Russell Core (Jeffrey Wright), who once write a book about living among wolves in the wild, is contacted by a young Alaskan woman, Medora (a rather hauntingly sad Riley Keough), whose son has been taken by wild wolves. She doesn’t expect Core to find her son alive, but hopes he can track down and kill the wolf that took him. Curiosity piqued by her letter (and the location of her remote village being not far from his own estranged daughter, an awkward subplot) Core arrives at the woman’s house and finds the young attractive woman living alone, life-worn and jaded, evidently suffering from a post-trauma illness related to her son’s disappearance.
So far so good, but the film immediately betrays its tendency to farce when Core wakes up during the night to find a naked Medora walking towards him wearing a wooden wolf-mask. She wordlessly slides alongside him and places his hand around her own throat, as if inviting punishment or some masochistic sex game that Core declines. Now, an ordinary man might go straight to his car the next morning and return to the relative sanity of civilization, but instead he goes on a dangerous trek in search of the wolfpack that has allegedly stolen three children from the village.
Following a tense standoff with the wolves when he finally tracks them down, Core struggles through the barren icy wilderness back to the village to find Medora’s home deserted. Exploring the house he enters the cellar and discovers the body of her missing son, wrapped in a sheet. So Medora’s story of wolves is a lie, she killed her son herself and has gone on the run. Following a segue to a violent scene of desert warfare involving Madora’s husband Vernon (Alexander Skarsgard) who seems as proficient killing his own colleagues as he is terrorist insurgents, the villagers seem to be at odds with the local police when Vernon arrives back home intent on killing anyone (villager, police, coroner) who gets in the way of him hunting down his wife. A bewildered Core is trapped in these proceedings like a rabbit in headlights and seemingly cannot escape them.

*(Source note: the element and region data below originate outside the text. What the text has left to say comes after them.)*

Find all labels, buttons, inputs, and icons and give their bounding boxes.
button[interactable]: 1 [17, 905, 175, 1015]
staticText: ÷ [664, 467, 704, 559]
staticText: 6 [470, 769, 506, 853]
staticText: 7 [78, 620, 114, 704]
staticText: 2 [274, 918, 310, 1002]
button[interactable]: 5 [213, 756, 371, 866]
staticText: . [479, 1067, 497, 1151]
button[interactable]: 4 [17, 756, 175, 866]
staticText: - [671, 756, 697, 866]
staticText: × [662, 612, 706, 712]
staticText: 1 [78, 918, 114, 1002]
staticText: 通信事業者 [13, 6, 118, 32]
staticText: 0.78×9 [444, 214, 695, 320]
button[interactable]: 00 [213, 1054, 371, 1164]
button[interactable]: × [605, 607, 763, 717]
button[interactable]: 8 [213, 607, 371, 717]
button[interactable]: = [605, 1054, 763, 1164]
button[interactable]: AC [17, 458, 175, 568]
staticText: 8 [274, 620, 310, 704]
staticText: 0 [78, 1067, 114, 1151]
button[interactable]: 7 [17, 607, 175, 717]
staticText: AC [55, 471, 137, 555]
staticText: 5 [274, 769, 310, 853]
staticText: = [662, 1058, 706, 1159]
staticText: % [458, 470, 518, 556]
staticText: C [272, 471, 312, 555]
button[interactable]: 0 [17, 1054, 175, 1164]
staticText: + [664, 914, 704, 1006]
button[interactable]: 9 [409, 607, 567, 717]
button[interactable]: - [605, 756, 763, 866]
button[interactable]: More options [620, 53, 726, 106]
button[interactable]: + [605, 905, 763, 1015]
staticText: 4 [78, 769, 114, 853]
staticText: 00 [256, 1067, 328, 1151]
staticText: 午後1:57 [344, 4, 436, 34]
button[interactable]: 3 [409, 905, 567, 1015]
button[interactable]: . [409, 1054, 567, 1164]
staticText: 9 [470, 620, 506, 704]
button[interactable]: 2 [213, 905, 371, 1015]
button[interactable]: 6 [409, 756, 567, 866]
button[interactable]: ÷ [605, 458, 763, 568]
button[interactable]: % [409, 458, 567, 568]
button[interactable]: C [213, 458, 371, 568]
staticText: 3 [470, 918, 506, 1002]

As the events become wilder, less and less of what happens is explained and I suspect, looking back on it, that I may have missed the point. There is certainly a horror-genre subtext with hints at paganism and unexplained phenomena, indeed perhaps even Lovecraftian undertones. Perhaps there is something of Innsmouth transposed to this arctic, icy landscape. Or perhaps that is just my imagination filling in the blanks left by the increasingly vague, reason-less story.
At any rate, its is a beautiful-looking film and it features some shocking twists and some violent action scenes that are dwelt upon in slow graphic detail. Unfortunately its very ambiguity proves to be, for me, its downfall, as credibility seems to rapidly slide in its last half-hour. Perhaps it is about the darkness of the long Alaskan night staring back at the humans frozen in its landscape, an Apocalypse Now-like tale of staring too long into the abyss. Or maybe there is something genuinely Lovecraftian seducing some of them (or maybe I’m filling in the gaps too much). Perhaps, ultimately, the film tries to overreach itself. I am sure many will watch this film and be enchanted by it, but for me it became a frustrating experience following just one too many twists and turns. Certainly well worth a watch though and one of the better Netflix Originals that I have so far seen.